After almost forty movies this year, including many very good ones such as "Birdman", this is the first I felt compelled to review. You might think that a Bollywood movie only reflects my bias, but honestly this has universal themes that will hit most of you. Like many it has a touching romance and like a few others it has appeal to the intellect, but most of all it a great story about story telling.
It is very confusing at the beginning with elements that may not fit in with your first preconceptions. Eventually the little streams will join together and make a lot of sense. Flashbacks help bring the present into context. Tells the story very well after getting your attention.
Most romance movies depend heavily on misunderstandings. Most finding oneself stories depend on conflict within the self. "Tamasha" illustrates both of these dynamics uniquely because it also encompasses the dynamics of story telling.
Imtiaz Ali, the director writer has done a lot of excellent movies such as "Jab We Met" "Rockstar" and "Highway." It seems likely there are elements of autobiography. Directing and writing are the two most creative jobs in a movie which is really a story with special effects. In his commentary Imitaz tells us that one of the mechanisms of the story comes from his brother Arif, also a movie director who had a friend visiting a foreign holiday destination and to have more fun didn't want to give his name or learn the name of a romantic partner.
Ranbir Kapoor, son of Rishi Kapoor got off to a pretty good start in his movie career, but has run a few flops. This movie should set him back on the right path. Deepika Padukone has been doing very well and has even deviated off commercial movies to more artistic challenges with success. The two were a couple a few years ago, but broke up. Deepika once insulted Ranbir on a tv talk show in a very delicate manner. However they really fit together very well--both loving and hurting each other.
One other actor deserves mention, Javed Sheikh who plays Ranbir's father. He displays some subtle emotion when it makes a big difference.
A common thread throughout is story telling. There is some sort of theatrical presentation at the beginning, but before long the camera switched to a scene with a young boy being enthralled by an older reluctant story teller who he pays. At first the story teller recounts a tale from Hindu mythology and later of the ancient Greeks. Later we hear references to Biblical stories.

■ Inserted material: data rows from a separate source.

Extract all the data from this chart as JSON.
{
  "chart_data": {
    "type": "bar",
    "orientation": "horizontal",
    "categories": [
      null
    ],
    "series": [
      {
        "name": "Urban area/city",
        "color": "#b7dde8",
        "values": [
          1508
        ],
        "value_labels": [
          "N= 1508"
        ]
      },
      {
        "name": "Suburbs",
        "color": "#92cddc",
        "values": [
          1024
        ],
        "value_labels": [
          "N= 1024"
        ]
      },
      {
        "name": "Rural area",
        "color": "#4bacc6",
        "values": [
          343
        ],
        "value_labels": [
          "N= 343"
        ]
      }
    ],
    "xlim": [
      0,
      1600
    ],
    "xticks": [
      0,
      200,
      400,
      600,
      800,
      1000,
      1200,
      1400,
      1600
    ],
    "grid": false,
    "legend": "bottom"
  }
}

In the romance Deepika is imagined as a bold thief with access to a fortune in gold. Ranbir pictures himself as a spy chasing her. Much later this plays into another connecting mechanism.
A. R. Rahman, known to North Americans for the Oscar winning music in "Slumdog Millionaire"wrote the music. He has written some of the best music ever written for movies. The music in "Tamasha" is good, but not his best. I did add one song to my iTunes collection.
Interesting locations. A major part is in Corsica where the two main characters meet and enjoy the land and seascape. Other scenes included Kolkotta, Delhi, Simla and Tokyo (where rain cut down the scenery they wanted). Overall the cinematography is excellent.
The book "Catch 22" was the mechanisms to allow them to reconnect. The man brought a copy to Corsica with a book store mark and he commented on where he got it. A few years later it enabled the woman to find our hero in a different city.
This is a very visual movie with lots of ingenuous settings. Many details are used to make a point, some of which you will catch easily, but others you will appreciate more with a subsequent viewing.
In Bollywood stories are told with scenery, music, dance and of course words. The viewer will see that based on his story telling talents the hero gains more tools over time.
Story telling is important to us all. I remember writing about how important stories are to selling products and ideas: see http://www.johnfdavidson.com/2011/06/tell-to-win-offers-winning-formula.html People don't buy statistics at least not until after they hear the story. The best story tellers use all sorts of tools when they get the opportunity.